Untuk mengenang kejadian tersebut, Sunan Muria kemudian menancapkan


tongkatnya ke tanah lalu munculah sumber mata air dari dalam tanah tersebut, setelah
kejadian itu tongkat Sunan Muria berubah menjadi pohon besar yang diberi nama
pohon “Tombo ati”. Mengenai hal tersebut Sunan Muria memberi sebutan daerah
tersebut dengan nama Desa Sumber, sebelum meninggalkan Desa Sumber, Beliau
berkata “Besok anak cucumu akan menghormatimu setiap seminggu setelah Hari
Raya Idul Fitri atau tepatnya pada hari Bodo Kupat atau Kupatan”. Sesuai dengan
perkatan Sunan Muria tadi, samapi sekarang warga Desa Sumber saat seminggu
setelah Hari Raya Idul Fitri, mengadakan tradisi yang dinamai Mbulusan. Tradisi ini
hampir mirip dengan tradisi Dandangan yang berada di komplek Menara Kudus, yang
membedakan adalah jika tradisi Dandangan dilakukan sebelum bulan puasa, maka
tradisi Mbulusan dilakukan setelah bulan puasa.
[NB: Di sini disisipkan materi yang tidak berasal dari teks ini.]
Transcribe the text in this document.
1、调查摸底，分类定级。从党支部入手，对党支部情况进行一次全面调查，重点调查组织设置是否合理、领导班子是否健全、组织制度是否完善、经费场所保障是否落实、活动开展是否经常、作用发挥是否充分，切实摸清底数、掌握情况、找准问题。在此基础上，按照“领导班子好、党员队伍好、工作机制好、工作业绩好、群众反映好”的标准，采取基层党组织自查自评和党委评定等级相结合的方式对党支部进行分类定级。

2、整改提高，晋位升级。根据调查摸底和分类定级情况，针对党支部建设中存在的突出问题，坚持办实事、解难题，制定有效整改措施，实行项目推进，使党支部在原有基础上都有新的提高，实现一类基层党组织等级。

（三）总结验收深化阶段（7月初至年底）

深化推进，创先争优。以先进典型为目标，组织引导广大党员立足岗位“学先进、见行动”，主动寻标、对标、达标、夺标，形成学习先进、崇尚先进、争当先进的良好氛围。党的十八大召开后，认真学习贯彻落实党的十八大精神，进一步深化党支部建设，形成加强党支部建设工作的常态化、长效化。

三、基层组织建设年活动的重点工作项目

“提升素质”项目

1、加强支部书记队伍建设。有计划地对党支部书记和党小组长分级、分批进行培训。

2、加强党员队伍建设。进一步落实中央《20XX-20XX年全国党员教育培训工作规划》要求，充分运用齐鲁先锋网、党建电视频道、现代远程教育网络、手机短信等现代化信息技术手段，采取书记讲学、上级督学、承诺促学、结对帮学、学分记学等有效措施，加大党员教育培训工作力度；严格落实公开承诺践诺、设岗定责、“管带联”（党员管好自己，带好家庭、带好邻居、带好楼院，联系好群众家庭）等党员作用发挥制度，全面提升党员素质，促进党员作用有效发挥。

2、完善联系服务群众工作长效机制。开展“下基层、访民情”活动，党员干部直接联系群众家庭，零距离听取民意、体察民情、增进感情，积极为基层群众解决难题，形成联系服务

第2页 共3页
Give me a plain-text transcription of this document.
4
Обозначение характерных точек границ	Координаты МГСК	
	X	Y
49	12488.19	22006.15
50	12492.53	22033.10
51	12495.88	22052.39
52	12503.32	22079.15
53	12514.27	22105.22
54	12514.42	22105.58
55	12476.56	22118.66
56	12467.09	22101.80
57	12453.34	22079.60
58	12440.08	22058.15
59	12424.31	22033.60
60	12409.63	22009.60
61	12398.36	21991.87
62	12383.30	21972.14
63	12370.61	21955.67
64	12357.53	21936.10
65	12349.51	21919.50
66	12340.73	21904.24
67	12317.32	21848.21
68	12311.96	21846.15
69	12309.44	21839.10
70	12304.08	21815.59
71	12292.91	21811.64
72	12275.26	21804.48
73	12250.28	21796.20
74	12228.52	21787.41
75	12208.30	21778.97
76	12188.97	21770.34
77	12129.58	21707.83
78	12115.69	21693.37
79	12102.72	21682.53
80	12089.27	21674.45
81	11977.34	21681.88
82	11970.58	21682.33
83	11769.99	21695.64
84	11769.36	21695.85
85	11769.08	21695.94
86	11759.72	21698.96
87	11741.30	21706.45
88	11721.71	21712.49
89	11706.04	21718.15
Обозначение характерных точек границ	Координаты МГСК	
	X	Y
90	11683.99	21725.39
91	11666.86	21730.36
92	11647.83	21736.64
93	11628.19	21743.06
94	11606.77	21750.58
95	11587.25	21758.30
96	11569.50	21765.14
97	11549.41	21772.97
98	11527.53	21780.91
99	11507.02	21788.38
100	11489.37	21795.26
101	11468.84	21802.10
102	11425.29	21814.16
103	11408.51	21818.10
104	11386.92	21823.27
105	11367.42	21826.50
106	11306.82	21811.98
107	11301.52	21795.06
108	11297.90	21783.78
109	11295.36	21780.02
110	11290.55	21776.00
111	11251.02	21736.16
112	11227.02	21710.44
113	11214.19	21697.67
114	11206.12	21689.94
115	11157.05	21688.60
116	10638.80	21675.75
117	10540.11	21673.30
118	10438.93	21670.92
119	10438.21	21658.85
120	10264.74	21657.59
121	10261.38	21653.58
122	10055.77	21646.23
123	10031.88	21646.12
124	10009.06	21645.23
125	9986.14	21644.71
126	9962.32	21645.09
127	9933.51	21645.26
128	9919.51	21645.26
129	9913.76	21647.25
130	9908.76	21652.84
Tradisi Mblusan mengundang banyak minat dari masyarakat dalam maupun


luar. Banyak masyarakat luar desa maupun luar kota rela jauh-jauh datang ke Desa
Sumber hanya untuk melihat dan ikut tradisi ini. Acara Tradisi Mbulusan sangat
meriah karena banyak para penjual yang datang untuk berjualan, dari penjual
makanan, pakaian, mainan dan lainya. Tak hanya penjual saja, di Tradisi Mbulusan
juga terdapat berbagai wahana permainan pasar malam, sehingga menjadi nilai
tersendiri bagi masyarakat yang ingin mengunjungi Tradisi Mbulusan. Namun yang
menjadi primadona dari acara Tradisi Mbulusan adalah saat para warga setempat dari
Rt 01 – Rt 09 mengikuti kirab gunungan hasil bumi dari warga sekitar dengan rute di
jalan perkampungan hingga berakhir di tempat bulus tersebut berada.
Kemudian hasil bumi tersebut diperebutkan warga yang mereka yakini bisa
mendatangkan berkah karena sudah mendapatkan doa dari ulama setempat. Setelah
melakukan acara tersebut dilanjutkan dengan penyerahan ketupat dan lepet kepada
juru kunci, untuk diberikan kepada bulus sebagai makananya. Tak hanya sampai
disitu malam harinya dilanjutkan dengan pementasan wayang kulit, sebagai bentuk
melestarikan budaya lokal. Tradisi Mbulusan selain untuk melestarikan budaya juga
sebagai wadah promosi potensi usaha, serta untuk menggerakkan roda perekonomian
masyarakat setempat

Demikianlah cerita mengenai asal-usul dari Tradisi Mbulusan, terlepas dari benar
tidaknya cerita tersebut Wallahu Alam. Tetapi yang pasti kita sebagai generasi muda
harus tetap melestarikan budaya yang berada dalam daerah kita masing-masing.